The federal budget wasn't the only bill to miss a September 30 deadline. Although competing versions of the U.S. farm bill passed separately in the House and Senate, no agreement was reached by end of last month, when the previous bill expired. Last week, members from the two chambers agreed to meet in conference to discuss a final version of the 5-year bill.
Debate over cuts to the food stamp program is likely the biggest roadblock to passing a final bill, but environmental groups are also concerned about an amendment to the House version introduced by Iowa Rep. Steve King.
King's amendment seeks to limit state authority to regulate the sale of goods produced outside their boarders. The amendment is aimed at a 2008 California law that requires chickens, calves and pregnant pigs be raised with enough space "to lie down, stand up, fully extend their limbs and turn around freely." In order to protect the interests of California producers, the law also requires out-of-state products sold in the state to also meet this minimal anti-cruelty standard.

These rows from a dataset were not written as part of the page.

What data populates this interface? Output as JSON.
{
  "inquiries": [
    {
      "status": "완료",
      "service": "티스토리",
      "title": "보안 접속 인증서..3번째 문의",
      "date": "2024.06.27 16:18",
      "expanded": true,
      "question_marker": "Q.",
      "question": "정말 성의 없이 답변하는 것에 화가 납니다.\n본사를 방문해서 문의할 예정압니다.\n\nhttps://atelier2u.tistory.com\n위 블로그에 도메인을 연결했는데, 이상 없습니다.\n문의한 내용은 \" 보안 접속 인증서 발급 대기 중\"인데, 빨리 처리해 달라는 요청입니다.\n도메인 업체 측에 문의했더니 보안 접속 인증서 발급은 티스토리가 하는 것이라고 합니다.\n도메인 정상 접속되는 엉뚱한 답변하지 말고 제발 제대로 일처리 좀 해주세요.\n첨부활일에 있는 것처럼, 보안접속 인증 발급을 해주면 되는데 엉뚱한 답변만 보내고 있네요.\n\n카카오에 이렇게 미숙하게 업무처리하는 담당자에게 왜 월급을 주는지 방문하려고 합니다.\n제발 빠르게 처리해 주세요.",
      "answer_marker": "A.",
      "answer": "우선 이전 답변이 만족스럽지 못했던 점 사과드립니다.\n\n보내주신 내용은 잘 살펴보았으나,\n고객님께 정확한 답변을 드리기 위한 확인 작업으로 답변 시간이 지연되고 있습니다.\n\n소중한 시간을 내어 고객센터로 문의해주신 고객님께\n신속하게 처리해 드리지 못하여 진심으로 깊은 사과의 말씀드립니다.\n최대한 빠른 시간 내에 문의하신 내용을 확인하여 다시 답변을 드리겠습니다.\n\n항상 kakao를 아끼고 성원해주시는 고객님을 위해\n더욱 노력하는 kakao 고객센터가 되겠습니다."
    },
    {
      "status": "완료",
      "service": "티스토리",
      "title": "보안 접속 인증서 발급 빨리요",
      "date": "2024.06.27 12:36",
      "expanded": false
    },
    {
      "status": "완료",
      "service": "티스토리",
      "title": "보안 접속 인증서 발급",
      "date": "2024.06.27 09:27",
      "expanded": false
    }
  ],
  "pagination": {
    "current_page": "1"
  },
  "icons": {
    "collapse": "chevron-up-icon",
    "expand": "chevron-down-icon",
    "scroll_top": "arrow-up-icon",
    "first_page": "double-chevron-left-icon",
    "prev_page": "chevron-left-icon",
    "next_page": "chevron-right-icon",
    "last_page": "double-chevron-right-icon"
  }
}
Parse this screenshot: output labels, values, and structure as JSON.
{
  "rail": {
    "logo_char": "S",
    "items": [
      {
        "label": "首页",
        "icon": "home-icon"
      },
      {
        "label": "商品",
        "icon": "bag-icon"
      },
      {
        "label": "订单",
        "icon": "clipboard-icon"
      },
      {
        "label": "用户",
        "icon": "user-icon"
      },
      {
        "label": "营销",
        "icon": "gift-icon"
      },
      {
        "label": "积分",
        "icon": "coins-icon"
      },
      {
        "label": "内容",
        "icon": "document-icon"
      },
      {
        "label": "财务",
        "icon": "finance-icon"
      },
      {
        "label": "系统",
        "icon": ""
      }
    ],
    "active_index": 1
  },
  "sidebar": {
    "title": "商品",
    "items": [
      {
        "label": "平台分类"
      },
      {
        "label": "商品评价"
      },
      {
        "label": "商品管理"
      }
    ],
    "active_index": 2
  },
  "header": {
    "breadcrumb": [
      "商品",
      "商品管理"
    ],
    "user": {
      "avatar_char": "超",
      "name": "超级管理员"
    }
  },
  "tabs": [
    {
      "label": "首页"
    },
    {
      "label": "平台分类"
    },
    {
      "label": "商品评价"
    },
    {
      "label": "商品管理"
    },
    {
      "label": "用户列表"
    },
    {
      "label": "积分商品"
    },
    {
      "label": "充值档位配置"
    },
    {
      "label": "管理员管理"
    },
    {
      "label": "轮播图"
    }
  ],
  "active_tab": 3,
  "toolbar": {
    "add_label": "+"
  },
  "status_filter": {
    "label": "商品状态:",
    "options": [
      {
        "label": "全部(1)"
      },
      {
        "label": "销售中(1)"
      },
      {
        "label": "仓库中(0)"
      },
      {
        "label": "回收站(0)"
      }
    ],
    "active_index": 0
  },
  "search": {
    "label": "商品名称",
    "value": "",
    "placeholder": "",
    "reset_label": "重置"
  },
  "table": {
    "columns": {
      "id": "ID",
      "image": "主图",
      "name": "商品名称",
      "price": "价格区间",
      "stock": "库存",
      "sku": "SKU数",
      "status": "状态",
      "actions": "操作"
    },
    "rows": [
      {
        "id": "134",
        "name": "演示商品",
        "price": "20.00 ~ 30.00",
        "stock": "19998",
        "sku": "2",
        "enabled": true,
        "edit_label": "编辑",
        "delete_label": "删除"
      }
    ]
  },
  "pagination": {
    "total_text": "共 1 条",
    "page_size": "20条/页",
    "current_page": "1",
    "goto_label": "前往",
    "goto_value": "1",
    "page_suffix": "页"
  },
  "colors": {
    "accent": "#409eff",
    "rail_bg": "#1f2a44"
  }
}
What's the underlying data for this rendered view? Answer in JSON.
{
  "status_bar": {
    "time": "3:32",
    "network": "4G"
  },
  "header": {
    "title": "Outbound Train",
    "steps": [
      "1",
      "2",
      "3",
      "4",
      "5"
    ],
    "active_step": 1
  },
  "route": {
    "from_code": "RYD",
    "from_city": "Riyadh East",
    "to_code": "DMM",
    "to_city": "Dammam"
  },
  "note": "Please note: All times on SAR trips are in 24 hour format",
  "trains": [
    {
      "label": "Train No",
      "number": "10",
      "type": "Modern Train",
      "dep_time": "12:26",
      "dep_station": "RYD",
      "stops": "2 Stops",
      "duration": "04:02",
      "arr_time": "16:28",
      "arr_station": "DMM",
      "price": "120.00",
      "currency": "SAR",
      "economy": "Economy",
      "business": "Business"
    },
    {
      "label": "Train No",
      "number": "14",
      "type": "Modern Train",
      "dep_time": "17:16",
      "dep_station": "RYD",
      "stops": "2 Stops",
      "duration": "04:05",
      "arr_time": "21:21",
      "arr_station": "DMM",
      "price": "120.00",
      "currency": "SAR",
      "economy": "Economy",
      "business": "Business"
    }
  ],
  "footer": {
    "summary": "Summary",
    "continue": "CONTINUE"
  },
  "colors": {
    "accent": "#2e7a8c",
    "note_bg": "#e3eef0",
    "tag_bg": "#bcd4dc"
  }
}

That means battery cage eggs from Iowa couldn't be sold, thus King introduced his amendment. Leighton Woodhouse, writing for The Hill, breaks it down:
"Where Californians see common sense and compassion, King claims to see constitutional peril — and constitutional redemption by way of his amendment. The “Protect Interstate Commerce Act,” which survived passage of the overall bill in the House this summer, makes it illegal for a state (such as California) to prohibit or restrict the sale of an agricultural product (such as eggs) produced in another state (such as Iowa) based upon its method of production (such as highly constrictive battery cages)."
You can read the text of the amendment here (PDF).
The King amendment is surprisingly federal-minded to come from a Tea Party favorite. Bruce Friedrich, a Senior Director of Farm Sanctuary, says the consolidation of power would "make members of the Politburo proud." He warns that the law would have far-reaching consequences:
"King's amendment will create a race to the regulatory bottom on issues from consumer protection to fire safety to animal welfare by dictating that no state can require any condition on the sale of any agricultural product that falls even one step above that of the least restrictive state. Despite states' clear interest and longstanding authority in these areas, Steve King thinks that the federal government knows best and should tell Iowa, Mississippi, Oklahoma and all other states what they can and can't do."
The Organic Consumers Association says the King amendment will also stall GMO labeling efforts:
"The way the amendment is written, it would take away states' rights to pass laws on food and farming, including GMO labeling laws like the ones passed earlier this year in Maine and Connecticut, and the citizens’ initiative we’re working so hard to pass next month in Washington States."
Farm Sanctuary, the Organic Consumers Association, the Sierra Club, and Consumers Union are among the 89 organizations that signed an open letter to congress opposing the bill. These groups are also urging voters to contact their state representatives and ask for the provision to be dropped.